E Fiorellissimo conferma il giudizio anche in questo show, a ogni tappa mutevole come i cieli di Scozia, perché così pretende la sua vocazione istintiva alla commedia dell'arte; così esige la sua natura di artista in grado di incarnare ontologicamente il termine «spettacolo»; di trasformare in applauso il racconto della vita quotidiana; di rappresentare, grazie al dono del talento, semplicemente la gente e i suoi pensieri, nobilitandoli, dando loro tutta intera la dignità del palcoscenico.

L'improvvisazione governa sovrana, ma un canovaccio, visto nelle repliche passate, tuttavia c'è. In una scenografia degna del sabato sera in tv, tra orchestra e mega-video, Fiorellissimo agisce con disinvoltura tra imitazioni, canzoni, riflessioni, comicità, leggerezza, intelligenza, buon gusto; buffone e gentleman, cazzaro e filosofo.

In giacca arancione e codino (ormai) finto, celebra il karaoke delle origini; rende omaggio a Battiato e alla Carrà; usa la trap sui «Giardini di marzo» di Battisti; intona «Figli di puttana» di Blanco come se la cantasse il Mimmo nazionale, Modugno; trasforma l'ex scugnizzo Ranieri in un rapper che interpreta «Rose rosse per me» e il ballo alli galli in alli Ghali; imita Achille Lauro che canta Nino D'Angelo; Elvis Preasley alle prese con Baglioni; riflette sui baby-boomers e i tik-tokers. C'è posto anche per Valentino Rossi, Toto Cotugno, Mahmood, Jovanotti e Amadeus, Draghi e la Merkel. E che dire di Tiziano Ferro che intona il «Padre Nostro»? Come sintetizza in una intervista Francesco Bozzi, uno dei suoi autori, Fiorellissimo «è un fenomeno della natura. Bisogna lasciarlo libero di esprimersi. Ogni tanto gli diamo qualche dritta ma, quando va fuori copione, prendiamo appunti per farne tesoro».
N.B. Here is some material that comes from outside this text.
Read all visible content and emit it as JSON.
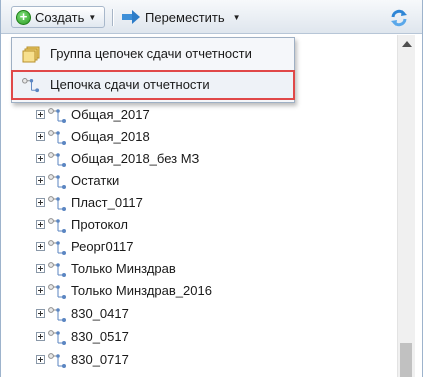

Niente male per uno che sognava di diventare calciatore; che strappò la maturità scientifica dopo nove anni e quattro bocciature; che, prima di scoprirsi animatore alla Valtur di Capo Rizzuto, si era cimentato come muratore, idraulico, falegname e centralinista per una ditta di pompe funebri; per uno che ha provato «il diavolo» della droga e ne è emerso in nome di un papà molto amato (se potesse rivivere firmerei il contratto come impiegato di banca a vita»). Il tempo è passato. Il codino che faceva svenire le ragazze come accadeva con i Beatles ha lasciato il posto al corto impreziosito dal candore dei suoi 61 anni; e all'eleganza del fuoriclasse che, per avere successo, ha bisogno non di fingere ma, semplicemente, di essere.